Mas tudo o que a natureza nos dá tem de ser usado com parcimónia, sob pena de acabar. E a turfa existe, porque tem uma determinada missão. A bem do equilíbrio do ecossistema há, pois, que restaurar as turfeiras. Para quê? Evitar que sequem e libertem carbono na atmosfera; reduzir o impacto das cheias; melhorar a qualidade das águas, filtrando-a de partículas poluentes; melhorar a qualidade deste habitat que suporta plantas raras, aves e insetos.
 
Ver uma ideia crescer.
Acompanhamos, agora, o rio Fillan ao longo de um trajeto particularmente bonito, e com vegetação variada. Entramos na Floresta Comunitária de Tyndrum. Tal como o nome indica, pertence à comunidade, foi plantada pela comunidade. "Ficamos felizes por todos a poderem utilizar, apenas pedimos que a tratem com respeito, em particular, não provocando incêndios", pode ler-se numa placa informativa. Mais um projeto que diz muito sobre os escoceses, sempre prontos a, em conjunto, arregaçar mangas e meter mãos à obra. O objetivo foi ajudar a recriar a Grande Floresta da Caledónia que, em tempos, cobriu grande parte do país. Segundo os próprios dizem, "não plantámos apenas uma floresta, estamos a assistir ao crescimento de uma ideia". Que bom seria se todos pensassemos e agíssemos desta forma!
 
Por esses campos (de batalha) fora. Dalrigh ou place of the King.

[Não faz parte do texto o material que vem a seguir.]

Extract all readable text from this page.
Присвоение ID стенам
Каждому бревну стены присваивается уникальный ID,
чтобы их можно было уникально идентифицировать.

Antes de Tyndrum, ainda passamos por Dalrigh, um lugar onde se deu uma batalha com esse mesmo nome, em que Robert the Bruce e os seus homens foram derrotados pelo exército do Clan MacDougall. Corria o verão de 1306. Dois anos depois, the Bruce reapareceu para se vingar, porque isto é mesmo assim, cá se fazem, cá se pagam, e derrotou o seu inimigo na Batalha de Pass of Brander. Olhando, agora, para aqueles terrenos tão bonitos e tranquilos, custa a crer que ali aconteceram tão sangrentas atividades!
 
The Lochan of the Lost Sword. 
Reza a lenda que, depois de ter sido derrotado em Dalrigh, Robert the Bruce e o seu exército terão lançado as suas armas para este lochan (pequeno lago). Dessas armas fazia parte a Claymore, a espada comprida de Robert the Bruce, a qual, dizem, jaz no fundo do lochan. E ali está o memorial em pedra com o desenho da dita espada, para que não restem 'dúvidas'. Porém, os factos contam-nos uma história diferente, afirmando que o lago onde isso aconteceu se situa a sul deste local. Em 2015, foram usados detetores de metal no lago, mas nada foi encontrado. As dúvidas mantêm-se, sobretudo acerca do motivo que levou à 'troca' entre lagos. Tinha de haver uma lenda na narrativa, essa é que é a razão. Guerras entre clãs e lendas... whatelse?
 
Passamos ainda por um parque de campismo repleto de escoceses a usufruir do calor excecional e, logo de seguida, chegamos a Tyndrum. Trata-se de uma vila que em tempos terá sido ponto de paragem obrigatório para os drovers nas suas deslocações pelas Highlands e que, atualmente, continua a sê-lo para caminheiros e automobilistas ou motards. A primeira paragem é na mítica The Green Welly Stop, uma espécie de centro comercial para quem nos dias anteriores apenas viu duas ou três microlojas... Ali, há de tudo, desde roupas e calçado desportivo, a víveres, cafetaria, sítios para comer, livros... toda a panóplia de produtos úteis a qualquer viajante. Se isto não é um centro comercial, não sei o que será, então. E ainda há uma estação de serviço, a última para quem se dirige às Terras Altas. Uma autêntica metrópole!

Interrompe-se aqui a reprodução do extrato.